Leading Health Economist Joins CMU Australia

Posted 6th February 2019

In the tradition of attracting the best and the brightest, Carnegie Mellon University in Australia ((CMU-A) welcomes to campus Professor Donald Shepard from Brandeis University, Waltham, Massachusetts in the USA.

Prof Shepard is the 3rd recipient of the Fulbright Distinguished Chair in Applied Public Policy which is jointly funded by CMU-A and Flinders University.

His area of interest is the methods and applications of cost and cost-benefit analyses in health, particularly with regard to Results-based Financing (RBF) for major diseases such as tuberculosis, malaria, dengue, HIV/AIDS and heart disease.
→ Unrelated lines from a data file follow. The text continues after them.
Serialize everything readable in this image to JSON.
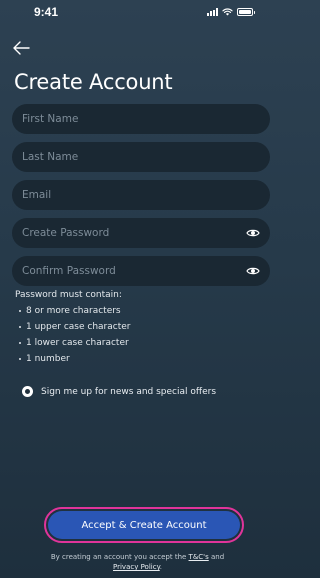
{
  "status_bar": {
    "time": "9:41"
  },
  "header": {
    "title": "Create Account"
  },
  "form": {
    "first_name": {
      "placeholder": "First Name",
      "value": ""
    },
    "last_name": {
      "placeholder": "Last Name",
      "value": ""
    },
    "email": {
      "placeholder": "Email",
      "value": ""
    },
    "create_password": {
      "placeholder": "Create Password",
      "value": ""
    },
    "confirm_password": {
      "placeholder": "Confirm Password",
      "value": ""
    }
  },
  "password_rules": {
    "title": "Password must contain:",
    "items": [
      "8 or more characters",
      "1 upper case character",
      "1 lower case character",
      "1 number"
    ]
  },
  "optin": {
    "label": "Sign me up for news and special offers",
    "selected": true
  },
  "cta": {
    "label": "Accept & Create Account"
  },
  "legal": {
    "prefix": "By creating an account you accept the",
    "tc_link": "T&C's",
    "and": "and",
    "privacy_link": "Privacy Policy",
    "suffix": "."
  },
  "colors": {
    "background": "#263a4a",
    "field": "#1a2833",
    "button": "#2a56b5",
    "button_outline": "#e0349a"
  },
  "icons": [
    "back-arrow-icon",
    "eye-icon",
    "signal-icon",
    "wifi-icon",
    "battery-icon"
  ]
}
Under his Fulbright award, Prof Shepard will teach a mini-course on Economic Evaluation of Health Technologies at CMU-A and continue his research.

Dr Don Shepard with Carnegie Mellon students

His course looks at the costs of introducing or changing health technologies, analyzing the benefits and assessing methods to achieve good value from investment in health technology, and applying these techniques to a health problem in South Australia.

On the research front, Prof Shepard will collaborate with South Australian government on an economic evaluation and on financing options for the State’s new sterile insect program particularly with respect to the Q-fly or fruit-fly.

“South Australia and Tasmania vehemently protect their fruit-fly free status, as an infestation of fruit-fly could decimate the States’ agricultural economy and undermine backyard gardening, said Prof Shepard.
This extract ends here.